Rate of change measures how fast one quantity changes when another quantity changes.

Examples of physical meaning:

• \(\dfrac{ds}{dt}\) → rate of change of distance (speed)
• \(\dfrac{dV}{dt}\) → rate of change of volume
• \(\dfrac{dA}{dt}\) → rate of change of area

To find a rate of change:

1. Differentiate to find \(\frac{dy}{dx}\).
2. Substitute the given value of \(x\).
3. State correct units (if context given).

The volume of a cube is \(V = x^3\). Find the rate of change of volume when \(x = 4\text{ cm}\).

Step 1: \[ V = x^3 \Rightarrow \frac{dV}{dx} = 3x^2 \] Step 2: \[ \frac{dV}{dx}\bigg|_{x=4} = 3(4)^2 = 48 \] Interpretation: Volume increases at \(48 \text{ cm}^3/\text{cm}\).

The area of a circle is \(A = \pi r^2\). Find the rate of change of area when \(r = 5\text{ cm}\).

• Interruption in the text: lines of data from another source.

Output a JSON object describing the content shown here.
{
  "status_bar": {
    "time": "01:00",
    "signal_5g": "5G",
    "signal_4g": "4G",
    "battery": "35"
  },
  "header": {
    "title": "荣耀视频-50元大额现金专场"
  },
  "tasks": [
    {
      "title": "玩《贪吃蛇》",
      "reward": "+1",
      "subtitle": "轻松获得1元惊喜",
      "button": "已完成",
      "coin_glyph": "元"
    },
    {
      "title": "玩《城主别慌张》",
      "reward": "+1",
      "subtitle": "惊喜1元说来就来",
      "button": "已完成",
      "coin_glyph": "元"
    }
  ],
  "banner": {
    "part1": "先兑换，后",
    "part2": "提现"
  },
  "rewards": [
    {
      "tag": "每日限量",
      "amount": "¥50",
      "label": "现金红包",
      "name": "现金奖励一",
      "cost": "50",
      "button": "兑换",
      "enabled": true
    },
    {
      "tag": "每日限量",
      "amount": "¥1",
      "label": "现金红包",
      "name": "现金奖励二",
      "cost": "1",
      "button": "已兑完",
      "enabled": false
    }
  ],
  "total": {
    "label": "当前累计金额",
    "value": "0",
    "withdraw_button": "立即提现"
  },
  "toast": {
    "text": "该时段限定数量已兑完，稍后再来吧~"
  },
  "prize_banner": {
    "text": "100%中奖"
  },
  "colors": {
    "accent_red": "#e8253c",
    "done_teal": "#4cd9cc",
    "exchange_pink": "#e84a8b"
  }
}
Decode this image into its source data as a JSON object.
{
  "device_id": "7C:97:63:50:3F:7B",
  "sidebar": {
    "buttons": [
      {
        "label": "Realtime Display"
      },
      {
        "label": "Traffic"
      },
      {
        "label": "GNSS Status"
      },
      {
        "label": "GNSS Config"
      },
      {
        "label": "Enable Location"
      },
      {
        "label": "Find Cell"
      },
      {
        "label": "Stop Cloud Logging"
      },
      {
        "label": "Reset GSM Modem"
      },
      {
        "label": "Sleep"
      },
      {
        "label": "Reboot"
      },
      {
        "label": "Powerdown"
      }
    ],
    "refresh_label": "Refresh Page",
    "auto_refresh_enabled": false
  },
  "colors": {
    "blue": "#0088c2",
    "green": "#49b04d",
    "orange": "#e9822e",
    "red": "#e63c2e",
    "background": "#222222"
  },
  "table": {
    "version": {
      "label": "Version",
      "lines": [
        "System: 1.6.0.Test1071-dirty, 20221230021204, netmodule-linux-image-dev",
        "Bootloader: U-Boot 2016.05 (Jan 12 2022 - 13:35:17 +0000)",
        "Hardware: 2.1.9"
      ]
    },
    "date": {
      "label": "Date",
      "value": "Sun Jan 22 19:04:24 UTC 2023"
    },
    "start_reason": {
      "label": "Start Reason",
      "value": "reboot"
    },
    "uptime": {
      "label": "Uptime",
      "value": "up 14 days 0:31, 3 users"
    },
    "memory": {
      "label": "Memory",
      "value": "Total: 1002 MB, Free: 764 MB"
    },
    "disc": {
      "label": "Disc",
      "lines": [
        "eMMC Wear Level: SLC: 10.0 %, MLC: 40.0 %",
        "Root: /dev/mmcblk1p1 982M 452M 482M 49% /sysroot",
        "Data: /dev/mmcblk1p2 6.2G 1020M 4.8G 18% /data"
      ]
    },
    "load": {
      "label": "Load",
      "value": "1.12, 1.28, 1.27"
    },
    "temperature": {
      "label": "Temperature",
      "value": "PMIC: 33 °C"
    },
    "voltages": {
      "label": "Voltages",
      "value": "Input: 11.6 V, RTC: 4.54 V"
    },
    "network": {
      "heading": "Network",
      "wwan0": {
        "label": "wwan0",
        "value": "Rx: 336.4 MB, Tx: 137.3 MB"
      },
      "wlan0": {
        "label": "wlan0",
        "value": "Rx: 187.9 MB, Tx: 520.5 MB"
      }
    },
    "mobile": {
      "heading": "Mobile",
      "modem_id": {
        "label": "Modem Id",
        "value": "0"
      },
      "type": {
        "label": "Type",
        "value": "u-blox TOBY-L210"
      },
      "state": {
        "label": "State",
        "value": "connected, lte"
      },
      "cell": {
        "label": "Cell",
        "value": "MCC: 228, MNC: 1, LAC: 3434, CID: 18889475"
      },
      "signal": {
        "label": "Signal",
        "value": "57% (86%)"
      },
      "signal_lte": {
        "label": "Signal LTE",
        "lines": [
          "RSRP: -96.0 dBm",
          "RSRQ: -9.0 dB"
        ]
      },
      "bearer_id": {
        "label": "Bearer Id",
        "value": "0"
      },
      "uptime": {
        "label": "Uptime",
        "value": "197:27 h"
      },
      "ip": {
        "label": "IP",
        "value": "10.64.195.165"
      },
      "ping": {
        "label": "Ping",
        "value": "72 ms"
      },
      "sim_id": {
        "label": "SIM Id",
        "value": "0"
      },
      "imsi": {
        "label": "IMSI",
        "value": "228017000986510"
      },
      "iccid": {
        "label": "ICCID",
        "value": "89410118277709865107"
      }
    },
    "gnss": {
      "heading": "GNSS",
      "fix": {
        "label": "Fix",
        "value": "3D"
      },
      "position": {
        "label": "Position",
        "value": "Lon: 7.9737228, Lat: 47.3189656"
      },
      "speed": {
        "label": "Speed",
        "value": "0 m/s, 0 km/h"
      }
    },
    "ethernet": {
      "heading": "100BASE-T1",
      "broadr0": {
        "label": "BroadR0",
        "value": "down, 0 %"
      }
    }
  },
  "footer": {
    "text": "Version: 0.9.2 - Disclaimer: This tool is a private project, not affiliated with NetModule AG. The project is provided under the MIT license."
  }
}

Step 1: \[ \frac{dA}{dr} = 2\pi r \] Step 2: \[ \frac{dA}{dr}\bigg|_{r=5} = 2\pi(5) = 10\pi \] Interpretation: Area increases at \(10\pi \text{ cm}^2/\text{cm}\).

A quantity is given by \(y = \frac{4}{x^2}\). Find the rate of change of \(y\) when \(x = 2\).

Rewrite: \[ y = 4x^{-2} \] Differentiate: \[ \frac{dy}{dx} = -8x^{-3} \] Substitute: \[ \frac{dy}{dx}\bigg|_{x=2} = -8(2)^{-3} = -8\left(\frac{1}{8}\right) = -1 \] Interpretation: The quantity is decreasing at a rate of \(1\) per unit of \(x\).

Sometimes the variable depends on time. Use:

Example: If \(A = x^2\) and \(\frac{dx}{dt} = 3\), find \(\frac{dA}{dt}\) when \(x=2\).

\[ \frac{dA}{dx} = 2x \Rightarrow \frac{dA}{dt} = 2x \cdot 3 = 6x = 12 \]

• Rewrite roots and fractions as powers before differentiating.
• State units when context is given.
• Use the chain rule when rate of change involves time.
• Only differentiate functions that can be written as \(kx^n\) (not \(x^{-1}\)).
• Always evaluate at the specified value.